The world’s work must be done, and only a small part of it can be done in the woods and fields. The merchants may not all turn ploughmen and wood-choppers. Nor is it necessary. What we need to do, and are learning to do, is to go to nature for our rest and health and recreation.
IX
June
A reference to one of my notebooks shows that in June, 1895, there were thirty-six species of birds nesting within singing distance of my study windows; in 1907 there were thirty-two, the most distant nest being less than five minutes’ walk from my door.
This is not a modern natural history story,—an extraordinary discovery that only I am capable of making. Start your own June list, and I warrant you will find as many. For there is nothing peculiarly birdy about my small farm. Any place as uncongenial to English sparrows and one that offers a fair chance to the native birds will keep you busy counting nests in June.

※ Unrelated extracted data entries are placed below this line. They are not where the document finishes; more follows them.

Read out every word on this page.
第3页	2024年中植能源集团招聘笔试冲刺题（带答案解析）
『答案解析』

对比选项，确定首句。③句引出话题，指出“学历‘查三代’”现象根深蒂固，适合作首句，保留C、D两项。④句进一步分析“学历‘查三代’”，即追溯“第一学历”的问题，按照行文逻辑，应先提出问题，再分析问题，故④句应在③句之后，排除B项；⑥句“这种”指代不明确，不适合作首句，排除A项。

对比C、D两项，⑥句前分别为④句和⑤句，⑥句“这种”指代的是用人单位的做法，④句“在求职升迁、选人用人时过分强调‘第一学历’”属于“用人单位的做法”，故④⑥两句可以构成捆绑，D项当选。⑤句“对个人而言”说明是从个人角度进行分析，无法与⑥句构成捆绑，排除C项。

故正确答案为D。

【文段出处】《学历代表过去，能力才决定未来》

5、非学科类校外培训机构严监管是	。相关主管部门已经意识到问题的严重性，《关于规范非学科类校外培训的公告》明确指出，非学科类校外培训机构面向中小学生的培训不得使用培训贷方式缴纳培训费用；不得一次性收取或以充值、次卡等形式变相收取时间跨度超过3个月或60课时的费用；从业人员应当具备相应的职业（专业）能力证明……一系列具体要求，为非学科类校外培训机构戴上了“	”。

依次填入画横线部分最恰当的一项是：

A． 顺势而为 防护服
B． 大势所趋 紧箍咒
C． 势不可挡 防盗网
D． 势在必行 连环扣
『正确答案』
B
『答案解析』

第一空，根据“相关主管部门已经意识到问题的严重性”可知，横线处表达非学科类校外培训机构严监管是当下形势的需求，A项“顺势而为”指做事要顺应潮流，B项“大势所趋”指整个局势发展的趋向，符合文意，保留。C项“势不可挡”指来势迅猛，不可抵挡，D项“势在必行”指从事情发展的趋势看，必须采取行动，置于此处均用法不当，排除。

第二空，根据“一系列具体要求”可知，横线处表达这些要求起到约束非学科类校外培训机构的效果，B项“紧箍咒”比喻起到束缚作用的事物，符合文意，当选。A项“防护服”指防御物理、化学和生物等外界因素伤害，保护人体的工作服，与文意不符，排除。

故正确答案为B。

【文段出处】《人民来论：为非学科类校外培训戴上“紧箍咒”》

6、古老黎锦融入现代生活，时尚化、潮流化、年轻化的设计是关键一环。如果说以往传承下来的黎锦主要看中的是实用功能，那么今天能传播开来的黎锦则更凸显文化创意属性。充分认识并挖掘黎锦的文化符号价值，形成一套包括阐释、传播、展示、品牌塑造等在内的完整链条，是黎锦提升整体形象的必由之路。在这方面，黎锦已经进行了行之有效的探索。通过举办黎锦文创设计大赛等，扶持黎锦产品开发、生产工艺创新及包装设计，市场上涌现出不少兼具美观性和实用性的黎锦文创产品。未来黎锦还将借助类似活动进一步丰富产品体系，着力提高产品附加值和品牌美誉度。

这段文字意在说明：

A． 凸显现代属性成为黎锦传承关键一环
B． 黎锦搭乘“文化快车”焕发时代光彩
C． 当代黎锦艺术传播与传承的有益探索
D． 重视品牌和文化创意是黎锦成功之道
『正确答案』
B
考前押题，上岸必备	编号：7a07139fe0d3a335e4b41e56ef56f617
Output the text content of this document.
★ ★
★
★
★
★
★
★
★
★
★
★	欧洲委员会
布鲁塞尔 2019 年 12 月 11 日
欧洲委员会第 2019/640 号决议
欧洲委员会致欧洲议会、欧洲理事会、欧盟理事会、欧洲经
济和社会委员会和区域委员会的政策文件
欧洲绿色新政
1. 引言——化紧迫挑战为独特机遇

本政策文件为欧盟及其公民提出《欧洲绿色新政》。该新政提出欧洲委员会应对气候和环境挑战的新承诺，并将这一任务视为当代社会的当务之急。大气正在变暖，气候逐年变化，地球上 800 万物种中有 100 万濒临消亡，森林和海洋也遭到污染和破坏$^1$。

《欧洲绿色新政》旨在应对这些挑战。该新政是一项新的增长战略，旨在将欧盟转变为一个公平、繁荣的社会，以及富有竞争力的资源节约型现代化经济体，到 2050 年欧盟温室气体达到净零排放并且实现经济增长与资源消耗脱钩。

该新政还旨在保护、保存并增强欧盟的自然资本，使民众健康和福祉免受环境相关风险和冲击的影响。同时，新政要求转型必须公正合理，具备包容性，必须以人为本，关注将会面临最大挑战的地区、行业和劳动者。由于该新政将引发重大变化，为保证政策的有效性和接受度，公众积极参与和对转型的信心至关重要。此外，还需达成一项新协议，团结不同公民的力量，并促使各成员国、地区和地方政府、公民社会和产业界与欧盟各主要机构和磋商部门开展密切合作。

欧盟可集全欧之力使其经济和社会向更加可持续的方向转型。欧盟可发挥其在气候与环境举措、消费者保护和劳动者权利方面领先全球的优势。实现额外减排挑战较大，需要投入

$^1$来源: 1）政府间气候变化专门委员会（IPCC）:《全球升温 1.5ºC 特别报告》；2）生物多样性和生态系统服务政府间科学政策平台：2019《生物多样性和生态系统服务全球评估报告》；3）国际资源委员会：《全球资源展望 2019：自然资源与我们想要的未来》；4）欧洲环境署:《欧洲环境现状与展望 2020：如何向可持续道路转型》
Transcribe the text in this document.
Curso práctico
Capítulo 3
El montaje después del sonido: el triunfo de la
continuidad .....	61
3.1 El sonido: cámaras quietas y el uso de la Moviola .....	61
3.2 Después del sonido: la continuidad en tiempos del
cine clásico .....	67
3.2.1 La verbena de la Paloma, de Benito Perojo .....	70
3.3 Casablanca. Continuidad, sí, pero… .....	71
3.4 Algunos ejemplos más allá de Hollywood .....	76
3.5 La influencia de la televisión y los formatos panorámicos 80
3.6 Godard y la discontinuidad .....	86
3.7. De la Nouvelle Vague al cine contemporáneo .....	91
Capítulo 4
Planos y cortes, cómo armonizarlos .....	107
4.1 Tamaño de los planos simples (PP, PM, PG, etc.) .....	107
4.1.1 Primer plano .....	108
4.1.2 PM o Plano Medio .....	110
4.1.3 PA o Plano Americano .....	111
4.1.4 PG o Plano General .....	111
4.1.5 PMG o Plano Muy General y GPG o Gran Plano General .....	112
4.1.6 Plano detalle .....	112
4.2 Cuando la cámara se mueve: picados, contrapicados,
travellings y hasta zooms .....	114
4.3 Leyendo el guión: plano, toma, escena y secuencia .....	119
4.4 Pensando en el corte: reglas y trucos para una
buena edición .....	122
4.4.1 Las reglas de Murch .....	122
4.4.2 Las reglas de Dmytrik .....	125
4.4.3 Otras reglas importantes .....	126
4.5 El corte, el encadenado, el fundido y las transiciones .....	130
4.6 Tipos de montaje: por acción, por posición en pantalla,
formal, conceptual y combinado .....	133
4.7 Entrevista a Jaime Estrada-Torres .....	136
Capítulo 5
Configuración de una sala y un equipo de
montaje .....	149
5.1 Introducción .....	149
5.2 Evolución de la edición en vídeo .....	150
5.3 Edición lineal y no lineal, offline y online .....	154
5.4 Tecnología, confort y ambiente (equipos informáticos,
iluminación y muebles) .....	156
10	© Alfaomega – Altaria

In the chimney built the swifts (three or four families of them); in the barn loft a small colony of barn swallows; and under the roof of the pig-pen a pair of phœbes, my earliest spring birds and often the latest with a brood.
A bushy hillside drops from the porch to the old orchard, and along this steep southern slope nested a pair of indigo buntings and a pair of rose-breasted grosbeaks (my rarest neighbors); also, here in the thick underbrush were found chewinks, thrashers, black and white warblers, song sparrows, and a pair of partridges.